Yes. An anonymous listing can describe the sector, broad region, customer model, team, financial scale, asking-price logic and handover without publishing the legal name, exact address or customer identities. The description must be specific enough for a buyer to assess fit but not so distinctive that the company is immediately identifiable. More detailed information can follow after the candidate is qualified and an appropriate confidentiality arrangement is in place.
Which financial figures belong in a public listing?
Revenue, a meaningful earnings measure and a guide price can help buyers screen an opportunity, provided the period and basis are clear. The appropriate detail depends on confidentiality and data quality. A seller should not publish a figure that cannot later be reconciled with records. If ranges are used, they should remain internally consistent. Detailed accounts, customer profitability and sensitive adjustments are normally better suited to later stages with controlled access.
Should the listing disclose the reason for sale?
A concise reason usually improves trust and helps buyers understand timing. Retirement, succession, health, a new professional focus or strategic portfolio changes can be stated without sharing private details. The explanation should be truthful and consistent with the proposed handover. Avoid vague promotional language that raises more concern than it resolves.
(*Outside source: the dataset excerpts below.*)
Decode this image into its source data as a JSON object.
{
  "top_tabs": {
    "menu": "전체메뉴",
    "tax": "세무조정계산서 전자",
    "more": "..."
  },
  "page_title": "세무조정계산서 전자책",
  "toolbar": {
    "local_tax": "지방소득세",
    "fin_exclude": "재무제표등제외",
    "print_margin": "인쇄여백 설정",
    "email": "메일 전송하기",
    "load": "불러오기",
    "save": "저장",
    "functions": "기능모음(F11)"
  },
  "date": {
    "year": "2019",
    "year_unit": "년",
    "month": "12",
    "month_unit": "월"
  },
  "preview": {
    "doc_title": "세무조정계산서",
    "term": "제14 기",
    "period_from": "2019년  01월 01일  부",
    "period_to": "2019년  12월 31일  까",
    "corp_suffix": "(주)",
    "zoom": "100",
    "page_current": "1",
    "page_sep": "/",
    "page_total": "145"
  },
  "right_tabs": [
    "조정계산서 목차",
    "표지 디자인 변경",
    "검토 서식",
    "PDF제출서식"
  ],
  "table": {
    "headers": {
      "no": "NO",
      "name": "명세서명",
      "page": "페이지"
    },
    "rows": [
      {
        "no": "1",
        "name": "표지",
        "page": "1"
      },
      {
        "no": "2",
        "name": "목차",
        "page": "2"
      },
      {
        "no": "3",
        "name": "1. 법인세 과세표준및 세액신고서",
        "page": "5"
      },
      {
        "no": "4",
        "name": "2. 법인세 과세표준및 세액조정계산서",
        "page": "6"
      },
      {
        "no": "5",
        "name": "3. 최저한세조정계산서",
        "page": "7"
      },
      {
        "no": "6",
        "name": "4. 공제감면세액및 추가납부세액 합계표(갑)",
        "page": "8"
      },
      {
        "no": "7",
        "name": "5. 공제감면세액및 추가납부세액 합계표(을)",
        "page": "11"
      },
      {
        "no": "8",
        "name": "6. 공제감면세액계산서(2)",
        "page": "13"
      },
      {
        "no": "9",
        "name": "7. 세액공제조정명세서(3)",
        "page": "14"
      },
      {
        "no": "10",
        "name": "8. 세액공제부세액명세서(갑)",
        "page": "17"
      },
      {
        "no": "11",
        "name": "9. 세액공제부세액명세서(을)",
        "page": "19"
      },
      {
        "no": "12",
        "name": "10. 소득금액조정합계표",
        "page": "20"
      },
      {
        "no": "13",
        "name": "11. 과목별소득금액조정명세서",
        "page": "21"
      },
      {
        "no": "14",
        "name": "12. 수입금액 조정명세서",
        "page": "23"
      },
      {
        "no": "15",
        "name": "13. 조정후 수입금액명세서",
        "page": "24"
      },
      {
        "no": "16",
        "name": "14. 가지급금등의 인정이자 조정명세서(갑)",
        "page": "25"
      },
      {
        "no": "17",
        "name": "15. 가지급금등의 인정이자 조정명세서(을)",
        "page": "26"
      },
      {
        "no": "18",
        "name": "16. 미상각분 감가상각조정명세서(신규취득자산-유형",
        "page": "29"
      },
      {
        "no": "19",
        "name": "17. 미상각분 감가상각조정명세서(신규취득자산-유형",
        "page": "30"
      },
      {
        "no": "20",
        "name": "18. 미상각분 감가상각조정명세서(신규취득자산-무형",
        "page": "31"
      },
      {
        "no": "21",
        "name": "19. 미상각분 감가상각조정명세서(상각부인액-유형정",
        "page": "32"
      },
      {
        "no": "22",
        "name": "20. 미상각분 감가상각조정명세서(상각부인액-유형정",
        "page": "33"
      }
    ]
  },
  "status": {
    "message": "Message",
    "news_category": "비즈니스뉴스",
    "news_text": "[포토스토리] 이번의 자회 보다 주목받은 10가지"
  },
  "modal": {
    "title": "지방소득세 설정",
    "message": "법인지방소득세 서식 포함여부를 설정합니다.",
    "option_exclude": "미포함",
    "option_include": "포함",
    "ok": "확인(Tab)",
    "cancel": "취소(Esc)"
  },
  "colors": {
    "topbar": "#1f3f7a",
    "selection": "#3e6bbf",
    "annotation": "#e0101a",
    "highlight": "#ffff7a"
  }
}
Buyers will revisit the subject during discussions, so a short factual answer is more valuable than an elaborate story.
What should be checked before publishing the listing?
Verify the transaction type, title, figures, period labels, sale perimeter, visibility setting, contact process and handover description. Read the page as an outside buyer and note every unsupported claim or unexplained number. Check that confidential names, addresses, customer identities and personal contact details are absent. Finally, confirm that the internal records needed to support the public statements are available, because serious enquiries will move quickly from description to evidence.